Dick’s original message comes through more clearly now than ever before, whether intentionally or not. (The book has served more as a reference guide than a blueprint, said Zucker, who also heads up TV at Ridley Scott’s Scott Free productions, which produces The Man in the High Castle with Amazon Studios and a handful of other companies.)
Whereas the first season of The Man in the High Castle emphasized how horrific a Nazi-controlled world could be—with brutal torture scenes, gassings, and “undesirables” such as the disabled and terminally-ill being burnt to ash—the first five episodes of the second season seen by Quartz humanize some of the fascist overlords, who seem to be struggling with the rules of the world they’ve built.
With the first season, “the audience had time to acclimate to this world, to orient to it, to feel an intimate familiarity with it, and most of all to find an identity and relationship with these characters,” Zucker said. The new season moves along at a quicker pace, in part, because of feedback from the first season.
“We knew that there was an eagerness to have a better grasp of the meaning of the films and to encounter the man in the high castle himself and in that sense, you see in season two, we don’t waste any time playing games with the audience,” said Zucker. “The goal is to continue to explore and dive as deep into this material as possible.”
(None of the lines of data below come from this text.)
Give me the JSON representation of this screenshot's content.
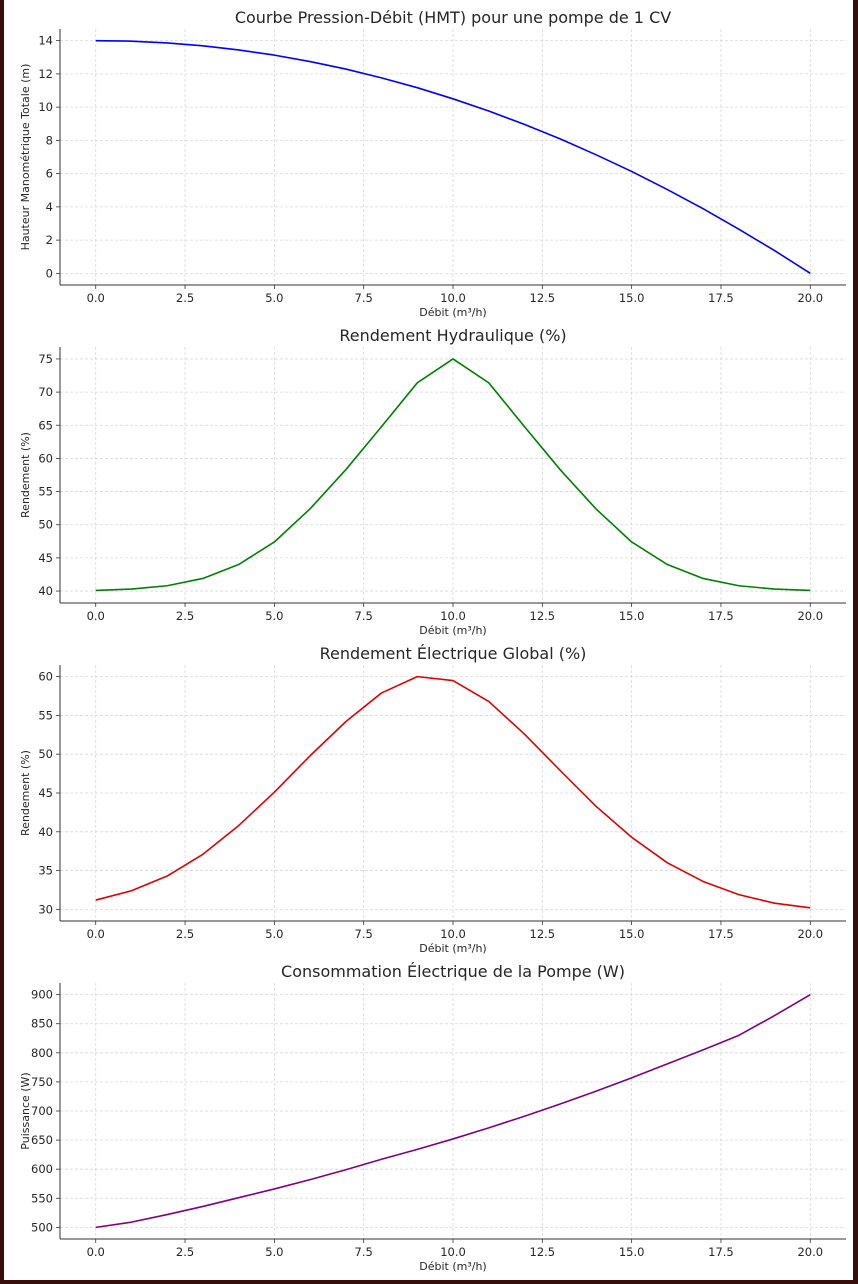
{
  "chart_data": [
    {
      "type": "line",
      "title": "Courbe Pression-Débit (HMT) pour une pompe de 1 CV",
      "xlabel": "Débit (m³/h)",
      "ylabel": "Hauteur Manométrique Totale (m)",
      "xlim": [
        -1,
        21
      ],
      "ylim": [
        -0.7,
        14.7
      ],
      "xticks": [
        "0.0",
        "2.5",
        "5.0",
        "7.5",
        "10.0",
        "12.5",
        "15.0",
        "17.5",
        "20.0"
      ],
      "yticks": [
        "0",
        "2",
        "4",
        "6",
        "8",
        "10",
        "12",
        "14"
      ],
      "grid": true,
      "color": "#0000ff",
      "series": [
        {
          "x": [
            0,
            1,
            2,
            3,
            4,
            5,
            6,
            7,
            8,
            9,
            10,
            11,
            12,
            13,
            14,
            15,
            16,
            17,
            18,
            19,
            20
          ],
          "values": [
            14.0,
            13.97,
            13.86,
            13.69,
            13.44,
            13.13,
            12.74,
            12.29,
            11.76,
            11.17,
            10.5,
            9.77,
            8.96,
            8.09,
            7.14,
            6.13,
            5.04,
            3.89,
            2.66,
            1.37,
            0.0
          ]
        }
      ]
    },
    {
      "type": "line",
      "title": "Rendement Hydraulique (%)",
      "xlabel": "Débit (m³/h)",
      "ylabel": "Rendement (%)",
      "xlim": [
        -1,
        21
      ],
      "ylim": [
        38.2,
        76.8
      ],
      "xticks": [
        "0.0",
        "2.5",
        "5.0",
        "7.5",
        "10.0",
        "12.5",
        "15.0",
        "17.5",
        "20.0"
      ],
      "yticks": [
        "40",
        "45",
        "50",
        "55",
        "60",
        "65",
        "70",
        "75"
      ],
      "grid": true,
      "color": "#008000",
      "series": [
        {
          "x": [
            0,
            1,
            2,
            3,
            4,
            5,
            6,
            7,
            8,
            9,
            10,
            11,
            12,
            13,
            14,
            15,
            16,
            17,
            18,
            19,
            20
          ],
          "values": [
            40.1,
            40.3,
            40.8,
            41.9,
            44.0,
            47.4,
            52.4,
            58.3,
            64.8,
            71.4,
            75.0,
            71.4,
            64.8,
            58.3,
            52.4,
            47.4,
            44.0,
            41.9,
            40.8,
            40.3,
            40.1
          ]
        }
      ]
    },
    {
      "type": "line",
      "title": "Rendement Électrique Global (%)",
      "xlabel": "Débit (m³/h)",
      "ylabel": "Rendement (%)",
      "xlim": [
        -1,
        21
      ],
      "ylim": [
        28.5,
        61.5
      ],
      "xticks": [
        "0.0",
        "2.5",
        "5.0",
        "7.5",
        "10.0",
        "12.5",
        "15.0",
        "17.5",
        "20.0"
      ],
      "yticks": [
        "30",
        "35",
        "40",
        "45",
        "50",
        "55",
        "60"
      ],
      "grid": true,
      "color": "#e00000",
      "series": [
        {
          "x": [
            0,
            1,
            2,
            3,
            4,
            5,
            6,
            7,
            8,
            9,
            10,
            11,
            12,
            13,
            14,
            15,
            16,
            17,
            18,
            19,
            20
          ],
          "values": [
            31.2,
            32.4,
            34.3,
            37.1,
            40.8,
            45.1,
            49.8,
            54.2,
            57.9,
            60.0,
            59.5,
            56.8,
            52.6,
            47.9,
            43.3,
            39.3,
            36.0,
            33.6,
            31.9,
            30.8,
            30.2
          ]
        }
      ]
    },
    {
      "type": "line",
      "title": "Consommation Électrique de la Pompe (W)",
      "xlabel": "Débit (m³/h)",
      "ylabel": "Puissance (W)",
      "xlim": [
        -1,
        21
      ],
      "ylim": [
        480,
        920
      ],
      "xticks": [
        "0.0",
        "2.5",
        "5.0",
        "7.5",
        "10.0",
        "12.5",
        "15.0",
        "17.5",
        "20.0"
      ],
      "yticks": [
        "500",
        "550",
        "600",
        "650",
        "700",
        "750",
        "800",
        "850",
        "900"
      ],
      "grid": true,
      "color": "#800080",
      "series": [
        {
          "x": [
            0,
            1,
            2,
            3,
            4,
            5,
            6,
            7,
            8,
            9,
            10,
            11,
            12,
            13,
            14,
            15,
            16,
            17,
            18,
            19,
            20
          ],
          "values": [
            500,
            509,
            522,
            536,
            551,
            566,
            582,
            599,
            617,
            634,
            652,
            671,
            691,
            712,
            734,
            757,
            781,
            805,
            830,
            864,
            900
          ]
        }
      ]
    }
  ]
}
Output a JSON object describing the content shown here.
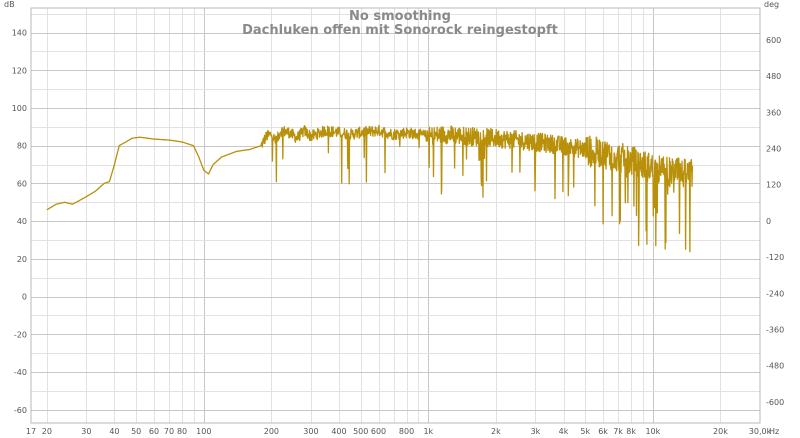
{
  "chart_data": {
    "type": "line",
    "title": "No smoothing",
    "subtitle": "Dachluken offen mit Sonorock reingestopft",
    "left_unit": "dB",
    "right_unit": "deg",
    "x_unit": "Hz",
    "x_scale": "log",
    "xlim": [
      17,
      30000
    ],
    "ylim": [
      -67,
      153
    ],
    "ylim_right": [
      -670,
      706
    ],
    "grid": true,
    "line_color": "#b8900a",
    "x_tick_labels": [
      "17",
      "20",
      "30",
      "40",
      "50",
      "60",
      "70",
      "80",
      "100",
      "200",
      "300",
      "400",
      "500",
      "600",
      "800",
      "1k",
      "2k",
      "3k",
      "4k",
      "5k",
      "6k",
      "7k",
      "8k",
      "10k",
      "20k",
      "30,0k"
    ],
    "y_tick_labels": [
      "140",
      "120",
      "100",
      "80",
      "60",
      "40",
      "20",
      "0",
      "-20",
      "-40",
      "-60"
    ],
    "y_right_tick_labels": [
      "600",
      "480",
      "360",
      "240",
      "120",
      "0",
      "-120",
      "-240",
      "-360",
      "-480",
      "-600"
    ],
    "series": [
      {
        "x": [
          20,
          22,
          24,
          26,
          28,
          30,
          33,
          36,
          38,
          40,
          42,
          45,
          48,
          52,
          56,
          60,
          70,
          80,
          90,
          95,
          100,
          105,
          110,
          120,
          140,
          160,
          180,
          190,
          200,
          210,
          220,
          240,
          260,
          280,
          300,
          350,
          400,
          450,
          500,
          600,
          700,
          800,
          900,
          1000,
          1200,
          1500,
          2000,
          2500,
          3000,
          3500,
          4000,
          5000,
          6000,
          7000,
          8000,
          9000,
          10000,
          12000,
          14000,
          15000
        ],
        "y": [
          46,
          49,
          50,
          49,
          51,
          53,
          56,
          60,
          61,
          70,
          80,
          82,
          84,
          84.5,
          84,
          83.5,
          83,
          82,
          80,
          74,
          67,
          65,
          70,
          74,
          77,
          78,
          80,
          85,
          86,
          82,
          88,
          87,
          84,
          88,
          85,
          88,
          87,
          86,
          87,
          88,
          86,
          87,
          86,
          85,
          86,
          85,
          84,
          83,
          82,
          81,
          80,
          78,
          76,
          74,
          72,
          70,
          68,
          66,
          65,
          65
        ]
      }
    ]
  }
}
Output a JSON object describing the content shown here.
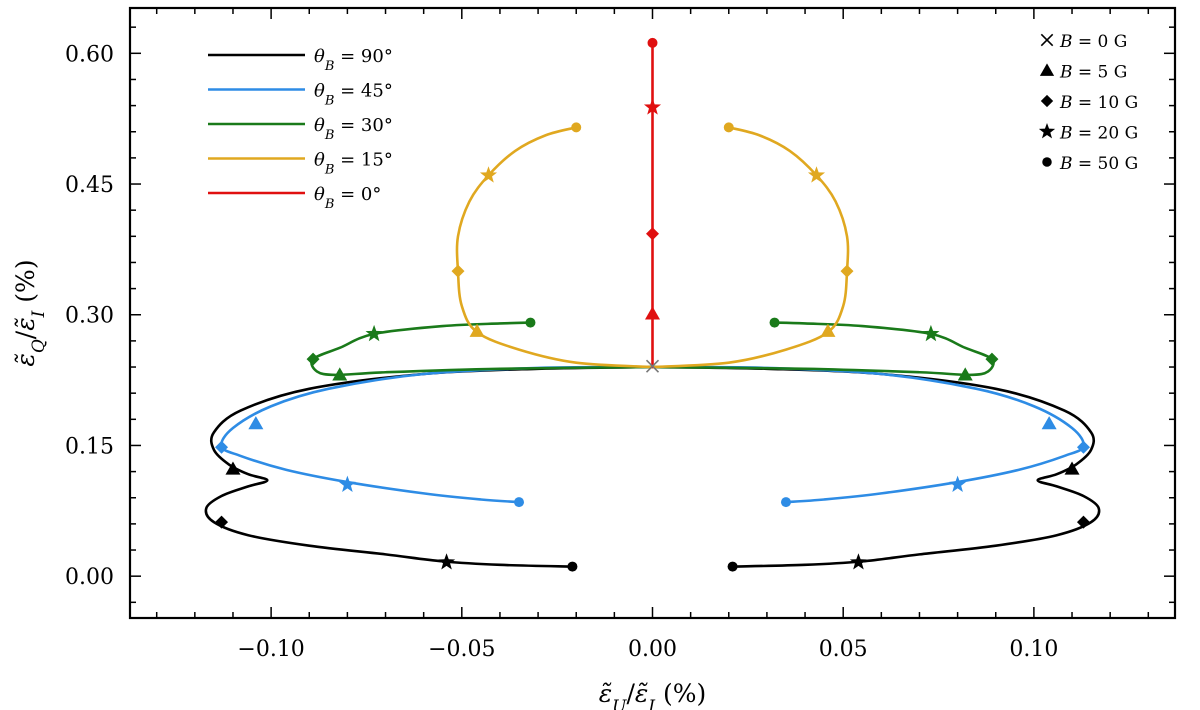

Preparing for a second season of a controversial show like The Man in the High Castle at a network such as Amazon, which doesn’t share traditional performance metrics like ratings, viewership demographics, and advertising revenue, can be daunting. But Zucker said it’s just another way the show is unique.
“We’re not at all guided by or influenced by the demographics of the audience, what episodes the audience is showing up for, where some of them may have been less engaged,” he said. “This is all information we don’t really have.”
The production wasn’t flying entirely blind. It listened to buzz about the show, critical reception, and feedback from the audience. (Zucker also said his 85-year-old mother—who would have been a child during the Second World War—also watched the show from start to finish, which is rare for her; she didn’t hold back on what she thought.).
Creative and budgetary talks with Amazon also shaped the direction the season; the tech company has plenty of quantitative data on the show, whether it reveals it or not. ”They have all kinds of measurements and calculations,” Zucker said. ”I don’t know what goes on in the magic of Seattle.” Zucker said the talks focused mainly on the relevance, resonance, and level of engagement of the stories, as well as what Amazon thought of the material, and what the producers needed to bring it to life.
The new season, while markedly less brutal at the outset than its predecessor, makes no attempts to shy away from the Nazi memorabilia, discriminatory rhetoric, and overall strife that pulled viewers into the world to begin. And Zucker said that they haven’t held back because of the current political climate.
“It hasn’t changed what we’ve undertaken,” Zucker said. “This is baked into the world that we’re dramatizing, and how the audience will engage with it and how it may or may not affect them is not for us to say.”